Author Interview: Naca Rat, Teahouse of the Gods

Posted by: Mary Duffy | Comments (0)

Harness the energy of life itself to empower your body, control your environment, even delve deep into the mysteries of the mind! Will you use your newfound powers to maintain the balance of the universe, or will corruption stain your soul? Teahouse of the Gods is a 250,000-word interactive novel by Naca Rat. I sat down with the author to talk about their upcoming game and its unique features.

Teahouse of the Gods releases on Wednesday, November 23rd. You can play the first four chapters for free, today.

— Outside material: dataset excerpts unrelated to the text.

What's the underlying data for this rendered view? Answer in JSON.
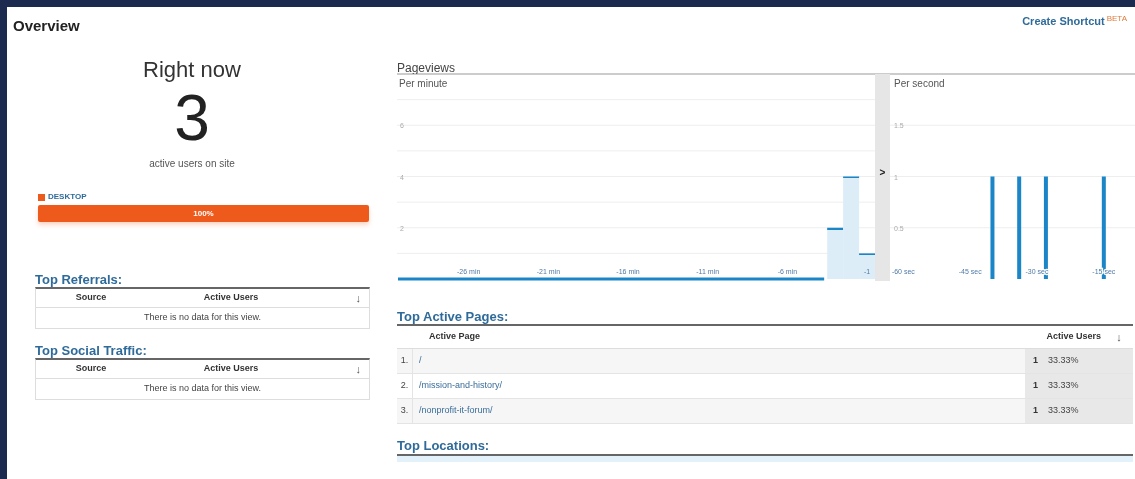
{
  "header": {
    "title": "Overview",
    "shortcut": "Create Shortcut",
    "shortcut_badge": "BETA"
  },
  "right_now": {
    "title": "Right now",
    "count": "3",
    "caption": "active users on site",
    "devices": [
      {
        "label": "DESKTOP",
        "color": "#ee5a1c",
        "level": 1,
        "reading": "100%"
      }
    ]
  },
  "pageviews": {
    "title": "Pageviews",
    "per_minute": {
      "label": "Per minute",
      "chart_data": {
        "type": "bar",
        "x": [
          -3,
          -2,
          -1
        ],
        "values": [
          2,
          4,
          1
        ],
        "xlim": [
          -30.5,
          -0.5
        ],
        "ylim": [
          0,
          8
        ],
        "grid": true,
        "yticks": [
          2,
          4,
          6
        ],
        "xticks": [
          {
            "value": -26,
            "label": "-26 min"
          },
          {
            "value": -21,
            "label": "-21 min"
          },
          {
            "value": -16,
            "label": "-16 min"
          },
          {
            "value": -11,
            "label": "-11 min"
          },
          {
            "value": -6,
            "label": "-6 min"
          },
          {
            "value": -1,
            "label": "-1"
          }
        ]
      }
    },
    "expand": ">",
    "per_second": {
      "label": "Per second",
      "chart_data": {
        "type": "bar",
        "x": [
          -40,
          -34,
          -28,
          -15
        ],
        "values": [
          1,
          1,
          1,
          1
        ],
        "xlim": [
          -63,
          -8
        ],
        "ylim": [
          0,
          2
        ],
        "grid": true,
        "yticks": [
          0.5,
          1,
          1.5
        ],
        "xticks": [
          {
            "value": -60,
            "label": "-60 sec"
          },
          {
            "value": -45,
            "label": "-45 sec"
          },
          {
            "value": -30,
            "label": "-30 sec"
          },
          {
            "value": -15,
            "label": "-15 sec"
          }
        ]
      }
    }
  },
  "left_tables": [
    {
      "title": "Top Referrals:",
      "columns": [
        "Source",
        "Active Users"
      ],
      "sort": "↓",
      "empty": "There is no data for this view."
    },
    {
      "title": "Top Social Traffic:",
      "columns": [
        "Source",
        "Active Users"
      ],
      "sort": "↓",
      "empty": "There is no data for this view."
    }
  ],
  "top_pages": {
    "title": "Top Active Pages:",
    "columns": [
      "Active Page",
      "Active Users"
    ],
    "sort": "↓",
    "rows": [
      {
        "index": "1.",
        "page": "/",
        "users": "1",
        "percent": "33.33%"
      },
      {
        "index": "2.",
        "page": "/mission-and-history/",
        "users": "1",
        "percent": "33.33%"
      },
      {
        "index": "3.",
        "page": "/nonprofit-it-forum/",
        "users": "1",
        "percent": "33.33%"
      }
    ]
  },
  "top_locations": {
    "title": "Top Locations:"
  }
}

What drew you to interactive fiction?

People have spent millennia telling stories. As a storyteller, I must ask myself—is nothing new under the sun? What can I do that hasn’t been done?

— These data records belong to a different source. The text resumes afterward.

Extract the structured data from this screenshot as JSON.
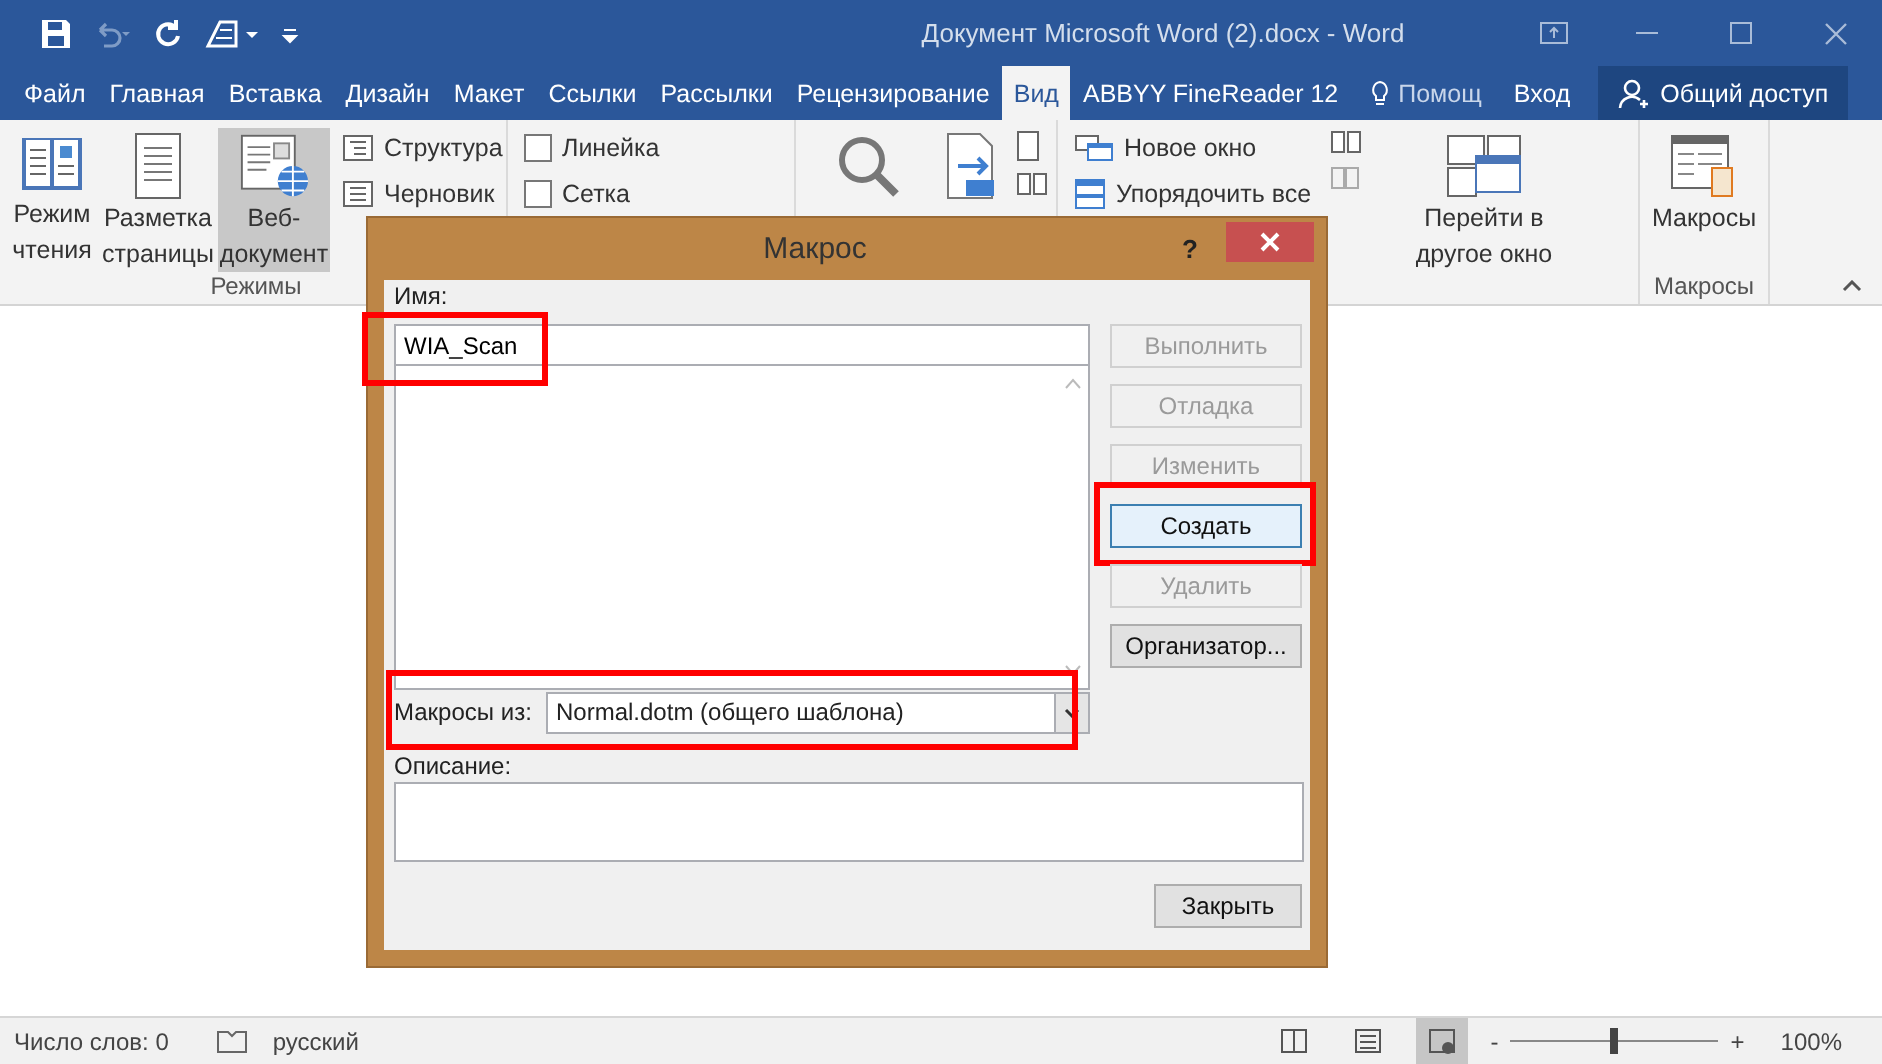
{
  "window": {
    "title": "Документ Microsoft Word (2).docx - Word"
  },
  "tabs": [
    {
      "label": "Файл",
      "selected": false
    },
    {
      "label": "Главная",
      "selected": false
    },
    {
      "label": "Вставка",
      "selected": false
    },
    {
      "label": "Дизайн",
      "selected": false
    },
    {
      "label": "Макет",
      "selected": false
    },
    {
      "label": "Ссылки",
      "selected": false
    },
    {
      "label": "Рассылки",
      "selected": false
    },
    {
      "label": "Рецензирование",
      "selected": false
    },
    {
      "label": "Вид",
      "selected": true
    },
    {
      "label": "ABBYY FineReader 12",
      "selected": false
    }
  ],
  "tell_me": "Помощ",
  "sign_in": "Вход",
  "share": "Общий доступ",
  "views_group": {
    "label": "Режимы",
    "buttons": [
      {
        "kind": "book",
        "lines": [
          "Режим",
          "чтения"
        ],
        "selected": false
      },
      {
        "kind": "page",
        "lines": [
          "Разметка",
          "страницы"
        ],
        "selected": false
      },
      {
        "kind": "web",
        "lines": [
          "Веб-",
          "документ"
        ],
        "selected": true
      }
    ],
    "small": [
      {
        "kind": "outline",
        "label": "Структура"
      },
      {
        "kind": "draft",
        "label": "Черновик"
      }
    ]
  },
  "show_group": {
    "checkboxes": [
      {
        "label": "Линейка",
        "checked": false
      },
      {
        "label": "Сетка",
        "checked": false
      }
    ]
  },
  "window_group": {
    "small": [
      {
        "kind": "new-window",
        "label": "Новое окно"
      },
      {
        "kind": "arrange",
        "label": "Упорядочить все"
      }
    ],
    "switch_lines": [
      "Перейти в",
      "другое окно"
    ]
  },
  "macros_group": {
    "button": "Макросы",
    "label": "Макросы"
  },
  "dialog": {
    "title": "Макрос",
    "help": "?",
    "name_label": "Имя:",
    "name_value": "WIA_Scan",
    "name_highlighted": true,
    "buttons": [
      {
        "label": "Выполнить",
        "disabled": true,
        "default": false,
        "highlighted": false
      },
      {
        "label": "Отладка",
        "disabled": true,
        "default": false,
        "highlighted": false
      },
      {
        "label": "Изменить",
        "disabled": true,
        "default": false,
        "highlighted": false
      },
      {
        "label": "Создать",
        "disabled": false,
        "default": true,
        "highlighted": true
      },
      {
        "label": "Удалить",
        "disabled": true,
        "default": false,
        "highlighted": false
      },
      {
        "label": "Организатор...",
        "disabled": false,
        "default": false,
        "highlighted": false
      }
    ],
    "macros_from_label": "Макросы из:",
    "macros_from_value": "Normal.dotm (общего шаблона)",
    "macros_from_highlighted": true,
    "description_label": "Описание:",
    "close_button": "Закрыть"
  },
  "status_bar": {
    "word_count": "Число слов: 0",
    "language": "русский",
    "views": [
      {
        "kind": "read",
        "selected": false
      },
      {
        "kind": "print",
        "selected": false
      },
      {
        "kind": "web",
        "selected": true
      }
    ],
    "zoom_out": "-",
    "zoom_in": "+",
    "zoom": {
      "level": 0.5
    },
    "zoom_text": "100%"
  }
}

Technology presents opportunities to tell stories that no one has been able to tell before. I intend to tell it well, so I write interactive fiction to better understand the new possibilities of our times.

Tell us a little about your background in games and this game.

I make games to try and tell stories. My previous games—and other storytelling efforts—have been interested in feminism, generational trauma, and mortality. And pandas.

This project was an exercise in world-building. I imagine a reader exploring different choices as if walking different trails in a forest. Each path reveals a little more of the story’s world. Alongside the wonder of discovering a new world, I hope each new path modifies readers’ perspective on the truth, right and wrong, and how the world works—both in this story, and all around us.

There’s so much to like about this game, but one thing that really sets it apart is your inclusion of Mandarin for players who are familiar or fluent in Mandarin. How did that come about?

As a writer, multilingualism resolves the frustration of “oh, there is an elegant Mandarin expression for this, but my current project is in English 🙁

More importantly, beyond convenience and novelty, multilingualism is a part of representation. Language (or Google Translate) opens possibilities for how we interact with the world. As a multilingual reader, there is another world inside my mind with which a single-language story does not engage. I wanted to read a story that speaks to my full experience of the world, so I wrote it.

What was your favorite part of the story to write?

Xingtu’s dialogue is revealing despite their evasiveness. The way they use Mandarin hints at their geographical origin, gender identity, and communities of online discourse, for example. The revealing-opaque duality is fun to write.

Xingtu’s also fun. It’s exhilarating to make problems go away (or make problems for others) by throwing money. That’s what makes Xingtu powerful—that they not only have disproportionate influence over the world, but can also make such power feel appealing.

What are you working on next?

I’m finishing a traditional novel about two kids from Kentucky who fall into another world. If my and my team’s availability permits, I’d also like to wrap development on our clicker/farm-sim/interactive-fiction-game, Sugarcane Empire.